Cela commence comme un sauvetage « ordinaire ». À 6H52, l’Aquarius, qui patrouille face aux côtes libyennes, reçoit un appel de Rome pour lui demander de faire route vers l’Est. À
8H30, nouvelle alerte pour deux « cibles potentielles », en clair, deux embarcations pneumatiques en détresse. En réalité, il y en a trois. Deux d’entre eux sont à portée de la marine italienne et, à 11H45, l’Aquarius repère un troisième « Zodiac », gris foncé, qui prend l’eau et saute dangereusement sur les grosses vagues. Le sauvetage se fait à temps et sans incident.
L’équipage de SOS MEDITERRANEE recueille 132 migrants, dont 14 femmes, 31 mineurs dont 28 non accompagnés. Le plus jeune a dix ans. Tous sont épuisés, certains en pleurs, d’autres, très faibles, s’effondrent sur le pont de l’Aquarius. La plupart sont d’origine subsaharienne (essentiellement Guinée-Conakry, Côte d’Ivoire, Mali). Ils ont passé entre 3 jours et 2 semaines à attendre dans un hangar sur la côte, nourris à peine une fois par jour avant d’être réveillés en pleine nuit et conduits les yeux bandés vers une plage de Tripoli d’où ils ont embarqué à 2H00 du matin.
Quelques heures plus tard, l’Aquarius reçoit un nouvel appel pour une embarcation difficile à repérer. En réalité, ce jour-là, il y a au moins cinq canots en perdition dans la même zone. La nuit tombe sans signe du « Zodiac » en détresse. Dans l’obscurité, les chances de retrouver un canot en caoutchouc sont pratiquement nulles. À bord, on veille à la jumelle et l’équipage allume des projecteurs pour fouiller la mer noire, aidé par un début de lune. Il est 1H30 du matin, la mer est vide. Tout porte à croire que l’embarcation a disparu.

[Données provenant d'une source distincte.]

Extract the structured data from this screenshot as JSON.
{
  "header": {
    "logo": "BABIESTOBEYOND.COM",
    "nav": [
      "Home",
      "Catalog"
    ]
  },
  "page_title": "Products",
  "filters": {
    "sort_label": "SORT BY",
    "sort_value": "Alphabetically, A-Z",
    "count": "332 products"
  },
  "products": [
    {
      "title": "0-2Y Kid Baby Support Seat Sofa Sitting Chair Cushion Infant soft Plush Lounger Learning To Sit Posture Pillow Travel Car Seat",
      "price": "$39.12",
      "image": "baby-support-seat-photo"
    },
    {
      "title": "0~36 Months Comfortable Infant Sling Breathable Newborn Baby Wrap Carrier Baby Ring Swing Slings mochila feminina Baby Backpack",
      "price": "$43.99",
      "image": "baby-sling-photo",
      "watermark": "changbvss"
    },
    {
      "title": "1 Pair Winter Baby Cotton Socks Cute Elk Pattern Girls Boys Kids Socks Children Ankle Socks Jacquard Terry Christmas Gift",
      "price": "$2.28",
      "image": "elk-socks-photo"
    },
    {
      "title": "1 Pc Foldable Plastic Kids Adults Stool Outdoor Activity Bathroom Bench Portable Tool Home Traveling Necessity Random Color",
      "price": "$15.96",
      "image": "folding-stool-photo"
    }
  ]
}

Soudain, les veilleurs signalent une forme sur l’eau. À la jumelle, le chef des sauveteurs aperçoit un bras tendu et une main qui lui fait signe. Le « Zodiac » est là, entre deux vagues. Il est parti depuis 24H et flotte encore. Le sauvetage commence dans des conditions inédites, dans l’obscurité, sans repères. Qu’un migrant tombe à l’eau et il deviendra aussitôt invisible, donc perdu.
Que la panique gagne l’embarcation et c’est la catastrophe. Les sauveteurs du SAR découvrent des femmes et leurs bébés au milieu du « Zodiac ». Les autres sont inertes, assommés par l’extrême fatigue. Dans ce « bateau N°5 », il y a 126 personnes, sauvées in extremis.
Avant l’aube, vers 4H13, nouvel épisode, la marine italienne commence à transborder vers l’Aquarius les 395 migrants qu’elle a secourus dans deux « Zodiacs ». Malgré la mer forte, l’opération de navette se passe sans incident.
Le pont de l’Aquarius est maintenant chargé au maximum de 653 migrants épuisés, mais sains et saufs. Ils sont pris en charge, déchoqués et soignés par l’équipe médicale de MSF. Et le navire de SOS MEDITERRANEE fait immédiatement cap vers la Sicile et le port de Messine, où les rescapés seront pris en charge par les autorités italiennes.
Un sauvetage en pleine nuit, un transbordement de plusieurs centaines de personnes, un nombre record de migrants à bord, ces 24H marquent la journée la plus forte depuis le début de nos opérations en Méditerranée.
Une journée qui confirme aussi l’afflux grandissant de migrants en mer. Ce jeudi 23 juin, environ 5 000 migrants ont été secourus en Méditerranée au cours d’une quarantaine d’opérations. Et le corps d’une victime a été trouvé sur l’un des canots pneumatiques secourus.
Au total en 4 mois de campagne en mer, 2 895 personnes ont été assistées par les équipes à bord de l’Aquarius, dont 1 769 hommes, femmes et enfants secourus d’une embarcation en détresse et 1126 accueillis à bord après un transbordement.
Rappelons que plus de 10.000 migrants ont perdu la vie en Méditerranée en tentant de rejoindre l’Europe depuis 2014, dont plus de 2.800 depuis le début de l’année 2016.